If you’d like to hear the argument for selling off the Detroit Institute of Arts’ collection, head over to Bloomberg, where Virginia Postrel lays out the whole thing with more sensitivity than you might expect, if the idea of giving up on a major American city seems ludicrous to you.
The crux of her argument is that if the artworks were only sold to institutions in cities with larger populations they might be seen by more people, which is absolutely true and fine if you don’t mind the people of Metro Detroit being deprived of one of their few remaining cultural resources during the city’s darkest period ever.
Here’s an internal summary:
If I lived in Detroit, I’d want to keep these artworks, too. And if I were a museum employee, I’d be particularly demoralized.
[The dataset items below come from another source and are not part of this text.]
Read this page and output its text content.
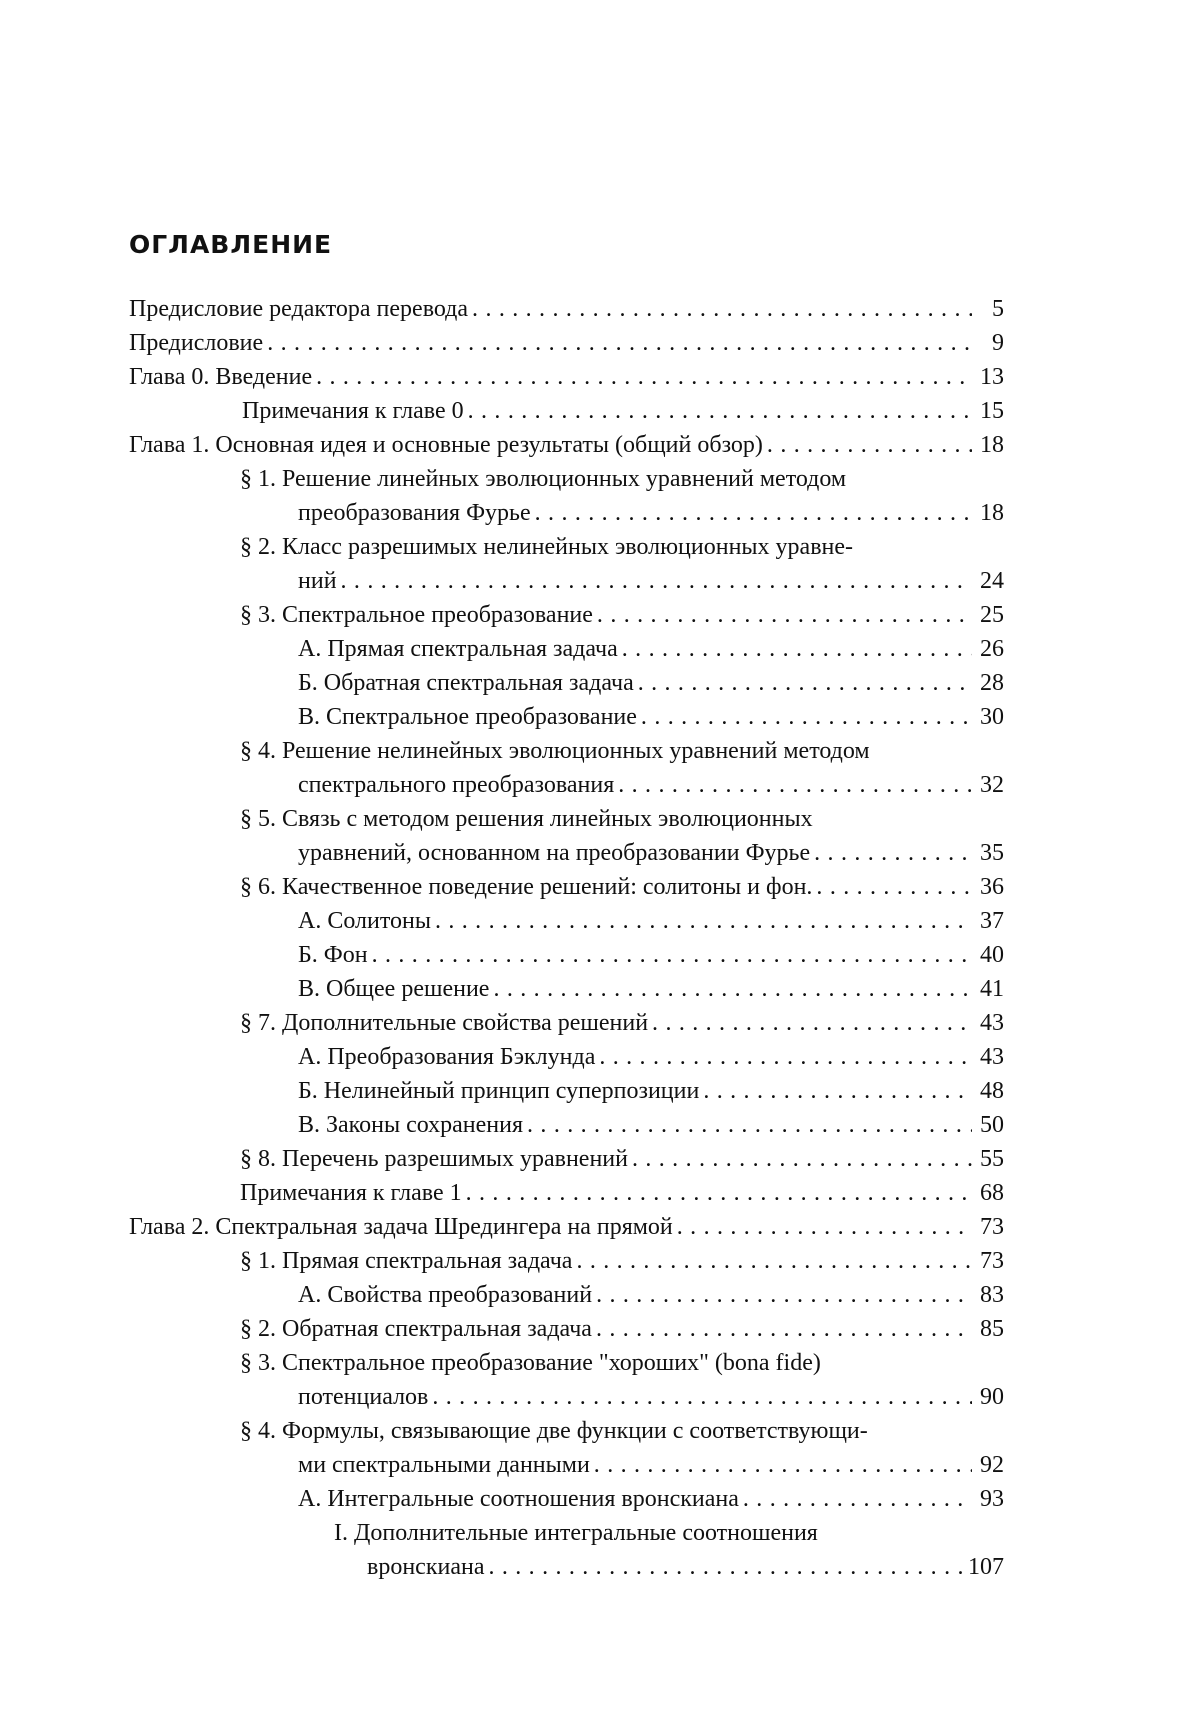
ОГЛАВЛЕНИЕ
Предисловие редактора перевода . . .	5
Предисловие . . .	9
Глава 0. Введение . . .	13
Примечания к главе 0 . . .	15
Глава 1. Основная идея и основные результаты (общий обзор) . . .	18
§ 1. Решение линейных эволюционных уравнений методом
преобразования Фурье . . .	18
§ 2. Класс разрешимых нелинейных эволюционных уравне-
ний . . .	24
§ 3. Спектральное преобразование . . .	25
А. Прямая спектральная задача . . .	26
Б. Обратная спектральная задача . . .	28
В. Спектральное преобразование . . .	30
§ 4. Решение нелинейных эволюционных уравнений методом
спектрального преобразования . . .	32
§ 5. Связь с методом решения линейных эволюционных
уравнений, основанном на преобразовании Фурье . . .	35
§ 6. Качественное поведение решений: солитоны и фон. . . .	36
А. Солитоны . . .	37
Б. Фон . . .	40
В. Общее решение . . .	41
§ 7. Дополнительные свойства решений . . .	43
А. Преобразования Бэклунда . . .	43
Б. Нелинейный принцип суперпозиции . . .	48
В. Законы сохранения . . .	50
§ 8. Перечень разрешимых уравнений . . .	55
Примечания к главе 1 . . .	68
Глава 2. Спектральная задача Шредингера на прямой . . .	73
§ 1. Прямая спектральная задача . . .	73
А. Свойства преобразований . . .	83
§ 2. Обратная спектральная задача . . .	85
§ 3. Спектральное преобразование "хороших" (bona fide)
потенциалов . . .	90
§ 4. Формулы, связывающие две функции с соответствующи-
ми спектральными данными . . .	92
А. Интегральные соотношения вронскиана . . .	93
I. Дополнительные интегральные соотношения
вронскиана . . .	107
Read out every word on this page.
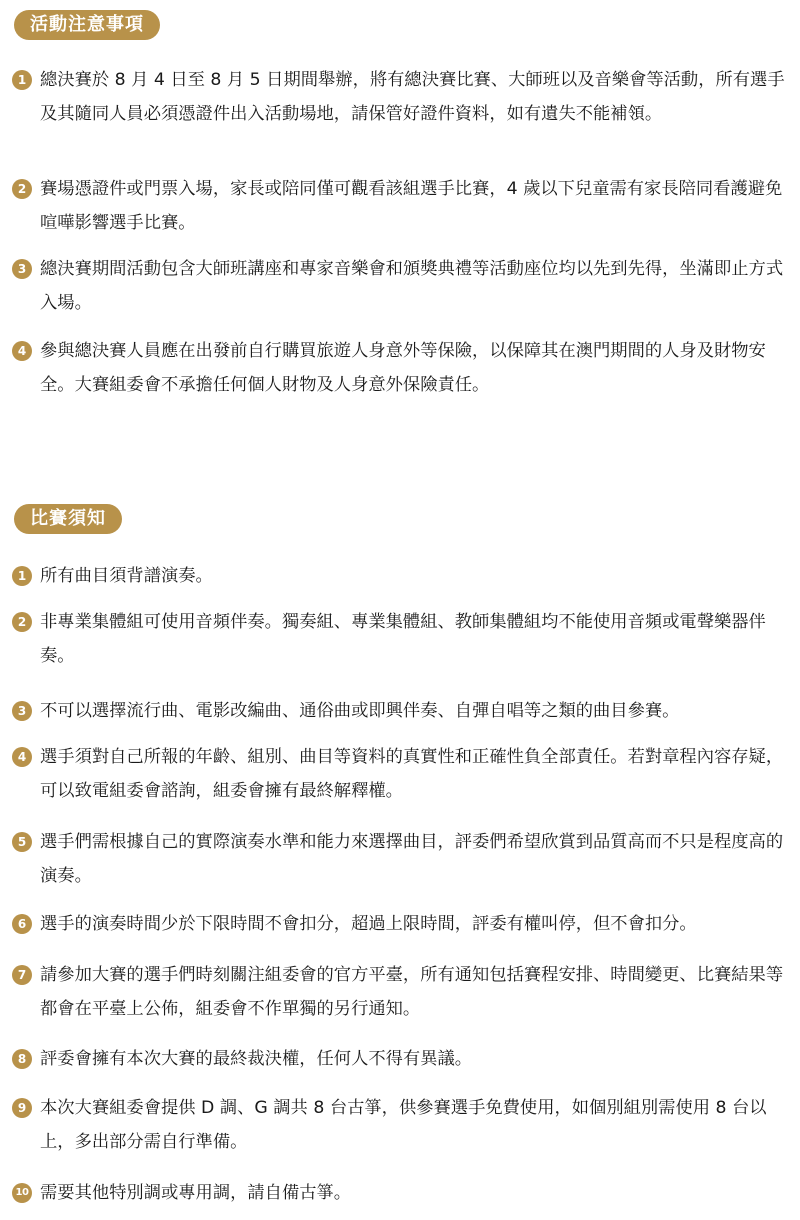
活動注意事項
1 總決賽於 8 月 4 日至 8 月 5 日期間舉辦，將有總決賽比賽、大師班以及音樂會等活動，所有選手及其隨同人員必須憑證件出入活動場地，請保管好證件資料，如有遺失不能補領。

2 賽場憑證件或門票入場，家長或陪同僅可觀看該組選手比賽，4 歲以下兒童需有家長陪同看護避免喧嘩影響選手比賽。

3 總決賽期間活動包含大師班講座和專家音樂會和頒獎典禮等活動座位均以先到先得，坐滿即止方式入場。

4 參與總決賽人員應在出發前自行購買旅遊人身意外等保險，以保障其在澳門期間的人身及財物安全。大賽組委會不承擔任何個人財物及人身意外保險責任。

比賽須知
1 所有曲目須背譜演奏。

2 非專業集體組可使用音頻伴奏。獨奏組、專業集體組、教師集體組均不能使用音頻或電聲樂器伴奏。

3 不可以選擇流行曲、電影改編曲、通俗曲或即興伴奏、自彈自唱等之類的曲目參賽。

4 選手須對自己所報的年齡、組別、曲目等資料的真實性和正確性負全部責任。若對章程內容存疑，可以致電組委會諮詢，組委會擁有最終解釋權。

5 選手們需根據自己的實際演奏水準和能力來選擇曲目，評委們希望欣賞到品質高而不只是程度高的演奏。

6 選手的演奏時間少於下限時間不會扣分，超過上限時間，評委有權叫停，但不會扣分。

7 請參加大賽的選手們時刻關注組委會的官方平臺，所有通知包括賽程安排、時間變更、比賽結果等都會在平臺上公佈，組委會不作單獨的另行通知。

8 評委會擁有本次大賽的最終裁決權，任何人不得有異議。

9 本次大賽組委會提供 D 調、G 調共 8 台古箏，供參賽選手免費使用，如個別組別需使用 8 台以上，多出部分需自行準備。

10 需要其他特別調或專用調，請自備古箏。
The DIA has in recent years shown itself a responsible financial steward, and last August won voter approval in three surrounding counties for its first dedicated property-tax funding.
Parochial interests aside, however, great artworks shouldn’t be held hostage by a relatively unpopular museum in a declining region. The cause of art would be better served if they were sold to institutions in growing cities where museum attendance is more substantial and the visual arts are more appreciated than they’ve ever been in Detroit. Art lovers should stop equating the public good with the status quo.
It’s a well structured essay that some will no doubt find pretty outrageous, since the DIA already has so few friends.